3. Transparent deployment, regardless of paradigm or platform: In a low-code project, developers spend their days defining models and focusing on UX and UI, rather than worrying about how the application will be deployed across various architectures. Deployment of a low-code app is completely transparent. No matter the paradigm or platform (cloud, server, Web, mobile, anything), all data pulls from only a few locations in the model, with very little extra coding and configuration necessary. Developers can thus focus on making the app great within the context of the business requirements and not worry about the deployment environment, as many of the low-level tasks involved in deploying an object-oriented application are eliminated.
4. Uniquely suited to long-term use: The speed and ease with which a low-code application can be modified doesn’t end at deployment.

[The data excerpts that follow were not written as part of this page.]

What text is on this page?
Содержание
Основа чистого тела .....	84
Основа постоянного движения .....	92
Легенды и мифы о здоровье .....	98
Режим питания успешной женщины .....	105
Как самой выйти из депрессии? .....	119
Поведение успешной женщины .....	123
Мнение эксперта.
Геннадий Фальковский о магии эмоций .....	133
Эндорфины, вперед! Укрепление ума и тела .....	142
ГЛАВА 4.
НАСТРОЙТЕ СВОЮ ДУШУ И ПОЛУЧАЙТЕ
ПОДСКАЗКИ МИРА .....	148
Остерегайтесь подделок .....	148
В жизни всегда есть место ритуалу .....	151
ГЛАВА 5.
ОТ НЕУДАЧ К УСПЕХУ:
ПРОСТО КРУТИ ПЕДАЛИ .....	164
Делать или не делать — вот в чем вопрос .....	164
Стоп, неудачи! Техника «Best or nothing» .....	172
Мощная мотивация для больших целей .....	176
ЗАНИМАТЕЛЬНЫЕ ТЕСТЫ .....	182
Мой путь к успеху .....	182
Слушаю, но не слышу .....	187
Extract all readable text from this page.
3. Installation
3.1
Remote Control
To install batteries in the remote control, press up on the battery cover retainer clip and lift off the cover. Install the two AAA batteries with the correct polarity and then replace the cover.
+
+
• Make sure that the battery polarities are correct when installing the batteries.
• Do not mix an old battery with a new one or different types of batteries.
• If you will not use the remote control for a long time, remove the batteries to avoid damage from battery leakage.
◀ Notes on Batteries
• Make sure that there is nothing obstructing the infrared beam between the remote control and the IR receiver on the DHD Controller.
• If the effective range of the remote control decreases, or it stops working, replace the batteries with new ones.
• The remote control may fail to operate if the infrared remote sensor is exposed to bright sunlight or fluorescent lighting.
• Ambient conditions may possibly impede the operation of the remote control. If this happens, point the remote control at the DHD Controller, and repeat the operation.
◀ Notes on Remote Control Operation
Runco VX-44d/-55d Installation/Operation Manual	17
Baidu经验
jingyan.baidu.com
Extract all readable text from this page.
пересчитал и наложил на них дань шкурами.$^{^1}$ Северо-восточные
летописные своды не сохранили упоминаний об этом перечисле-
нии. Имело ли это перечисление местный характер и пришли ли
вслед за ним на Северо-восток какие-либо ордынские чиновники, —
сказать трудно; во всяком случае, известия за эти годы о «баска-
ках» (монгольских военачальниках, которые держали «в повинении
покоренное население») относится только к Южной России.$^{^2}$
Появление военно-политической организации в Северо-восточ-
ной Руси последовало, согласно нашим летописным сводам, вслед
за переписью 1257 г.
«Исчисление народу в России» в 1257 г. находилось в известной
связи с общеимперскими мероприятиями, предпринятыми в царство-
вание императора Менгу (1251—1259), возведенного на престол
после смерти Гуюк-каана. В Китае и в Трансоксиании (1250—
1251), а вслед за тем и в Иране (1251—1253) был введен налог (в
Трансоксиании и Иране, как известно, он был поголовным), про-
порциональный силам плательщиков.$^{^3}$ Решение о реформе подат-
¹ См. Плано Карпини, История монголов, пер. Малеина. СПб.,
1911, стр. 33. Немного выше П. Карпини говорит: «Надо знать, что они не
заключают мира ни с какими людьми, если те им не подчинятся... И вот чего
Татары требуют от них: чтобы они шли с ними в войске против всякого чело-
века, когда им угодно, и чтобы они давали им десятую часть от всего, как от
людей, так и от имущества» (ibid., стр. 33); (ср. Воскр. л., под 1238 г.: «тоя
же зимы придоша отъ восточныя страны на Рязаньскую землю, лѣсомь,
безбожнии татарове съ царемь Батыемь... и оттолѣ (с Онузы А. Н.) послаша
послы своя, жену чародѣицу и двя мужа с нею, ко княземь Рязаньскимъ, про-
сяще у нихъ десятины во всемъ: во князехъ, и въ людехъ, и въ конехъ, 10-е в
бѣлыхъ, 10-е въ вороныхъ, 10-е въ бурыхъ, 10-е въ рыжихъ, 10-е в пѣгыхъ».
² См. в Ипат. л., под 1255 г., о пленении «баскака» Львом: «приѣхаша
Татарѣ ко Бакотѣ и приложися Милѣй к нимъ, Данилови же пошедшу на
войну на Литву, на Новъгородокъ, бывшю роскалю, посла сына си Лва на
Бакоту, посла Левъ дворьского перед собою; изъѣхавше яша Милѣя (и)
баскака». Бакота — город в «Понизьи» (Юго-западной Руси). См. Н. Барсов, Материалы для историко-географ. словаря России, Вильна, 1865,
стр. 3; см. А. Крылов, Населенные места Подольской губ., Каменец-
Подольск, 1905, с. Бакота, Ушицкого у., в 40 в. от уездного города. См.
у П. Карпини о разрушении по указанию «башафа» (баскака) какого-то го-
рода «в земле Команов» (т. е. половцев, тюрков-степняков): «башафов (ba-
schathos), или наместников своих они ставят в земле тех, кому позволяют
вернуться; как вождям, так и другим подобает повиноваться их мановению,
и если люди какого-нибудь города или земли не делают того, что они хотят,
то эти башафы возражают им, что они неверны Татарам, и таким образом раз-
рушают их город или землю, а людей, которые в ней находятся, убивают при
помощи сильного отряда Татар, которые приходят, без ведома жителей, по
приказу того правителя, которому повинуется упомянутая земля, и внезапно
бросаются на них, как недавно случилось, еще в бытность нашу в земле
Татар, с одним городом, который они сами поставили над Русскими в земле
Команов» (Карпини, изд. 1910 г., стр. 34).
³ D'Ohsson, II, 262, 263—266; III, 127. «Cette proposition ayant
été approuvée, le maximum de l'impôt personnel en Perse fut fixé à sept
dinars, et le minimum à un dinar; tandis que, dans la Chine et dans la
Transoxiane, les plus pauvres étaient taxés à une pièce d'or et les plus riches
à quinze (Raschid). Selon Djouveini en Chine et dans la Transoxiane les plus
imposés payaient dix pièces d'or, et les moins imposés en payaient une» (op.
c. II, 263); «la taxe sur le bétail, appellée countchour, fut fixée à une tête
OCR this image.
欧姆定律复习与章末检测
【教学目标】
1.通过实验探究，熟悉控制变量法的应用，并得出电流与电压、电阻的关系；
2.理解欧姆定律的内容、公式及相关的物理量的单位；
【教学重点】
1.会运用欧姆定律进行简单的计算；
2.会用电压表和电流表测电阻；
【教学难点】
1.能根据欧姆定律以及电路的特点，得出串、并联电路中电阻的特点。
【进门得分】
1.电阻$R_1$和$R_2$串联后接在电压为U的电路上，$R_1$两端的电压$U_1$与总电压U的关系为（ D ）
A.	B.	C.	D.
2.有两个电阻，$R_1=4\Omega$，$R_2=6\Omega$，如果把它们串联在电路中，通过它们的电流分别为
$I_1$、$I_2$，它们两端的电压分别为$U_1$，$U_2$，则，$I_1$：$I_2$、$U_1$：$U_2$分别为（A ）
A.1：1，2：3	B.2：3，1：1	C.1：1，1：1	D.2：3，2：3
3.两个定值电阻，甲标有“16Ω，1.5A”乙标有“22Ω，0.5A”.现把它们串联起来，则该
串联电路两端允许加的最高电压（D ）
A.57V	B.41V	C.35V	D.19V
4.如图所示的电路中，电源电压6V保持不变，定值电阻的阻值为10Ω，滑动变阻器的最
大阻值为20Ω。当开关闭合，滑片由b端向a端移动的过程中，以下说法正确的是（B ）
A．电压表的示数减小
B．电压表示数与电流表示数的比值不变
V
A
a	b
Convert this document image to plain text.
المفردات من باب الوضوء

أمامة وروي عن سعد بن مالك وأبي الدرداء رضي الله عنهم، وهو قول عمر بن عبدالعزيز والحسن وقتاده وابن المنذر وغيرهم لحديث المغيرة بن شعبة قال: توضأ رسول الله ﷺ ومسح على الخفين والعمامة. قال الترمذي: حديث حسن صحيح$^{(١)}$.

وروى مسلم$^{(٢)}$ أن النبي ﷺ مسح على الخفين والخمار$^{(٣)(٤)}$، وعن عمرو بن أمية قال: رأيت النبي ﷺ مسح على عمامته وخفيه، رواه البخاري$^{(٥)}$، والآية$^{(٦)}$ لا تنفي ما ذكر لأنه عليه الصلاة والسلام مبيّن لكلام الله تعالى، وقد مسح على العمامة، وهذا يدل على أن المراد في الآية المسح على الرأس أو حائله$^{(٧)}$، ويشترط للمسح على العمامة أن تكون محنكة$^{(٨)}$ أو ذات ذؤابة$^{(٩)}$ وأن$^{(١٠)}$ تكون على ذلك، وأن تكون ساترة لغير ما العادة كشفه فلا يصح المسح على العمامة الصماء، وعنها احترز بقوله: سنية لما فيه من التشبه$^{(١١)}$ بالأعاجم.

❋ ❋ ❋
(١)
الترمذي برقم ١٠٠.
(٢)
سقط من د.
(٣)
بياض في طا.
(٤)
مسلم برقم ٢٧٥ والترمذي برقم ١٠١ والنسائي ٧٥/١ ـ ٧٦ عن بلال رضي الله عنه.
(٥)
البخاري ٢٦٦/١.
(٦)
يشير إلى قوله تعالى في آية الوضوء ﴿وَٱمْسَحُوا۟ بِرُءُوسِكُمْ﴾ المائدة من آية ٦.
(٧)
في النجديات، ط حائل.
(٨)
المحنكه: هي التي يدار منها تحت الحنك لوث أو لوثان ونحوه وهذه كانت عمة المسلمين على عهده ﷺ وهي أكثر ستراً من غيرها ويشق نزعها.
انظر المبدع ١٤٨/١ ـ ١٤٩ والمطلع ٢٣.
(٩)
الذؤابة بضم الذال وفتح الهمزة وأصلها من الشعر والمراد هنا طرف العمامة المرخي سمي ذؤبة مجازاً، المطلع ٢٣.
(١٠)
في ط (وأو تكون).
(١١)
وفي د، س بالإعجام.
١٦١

Since such apps remain remarkably simple to maintain (with model-level tweaks affecting many individual elements), they’re uniquely suited to long-term use. Adding support for a new technology or platform is simple, and shifting business requirements can be accounted for extremely efficiently.
5. A single, clean codebase with less room for error: In traditional waterfall application development, it’s common to see a gradual decline in quality and usability. The first iteration looks great, but there are tweaks and changes to the user requirements. Another iteration is completed, and the same thing happens. As deadlines loom, the app starts to become barnacled. Late additions are implemented hastily, and varying levels of quality are immediately apparent. This is compounded by the fact that many late changes deal with critical pieces of the application, creating a counterintuitive situation where the most important functions are given the least thought.
In low-code development, by contrast, developers work off a single, clean codebase. Modifications are made once, and propagate throughout the application. And because the overall development process is streamlined, business users can provide feedback earlier in the process, multiplying the benefit. Changes to requirements and specifications can be addressed methodically and thoughtfully, rather than in a pre- or post-launch rush.
By eliminating much of the need for manual low-level coding and increasing the time developers spend on high-value tasks, low-code development allows teams to rapidly produce applications that closely align with business goals. Deployment, no matter the platform, is simple and consistent, and applications retain a high level of quality well into the future. It’s not the answer to every programming challenge—there will always be a place for Java, .NET and other object-oriented frameworks—but low-code is increasingly finding its place within modern development teams.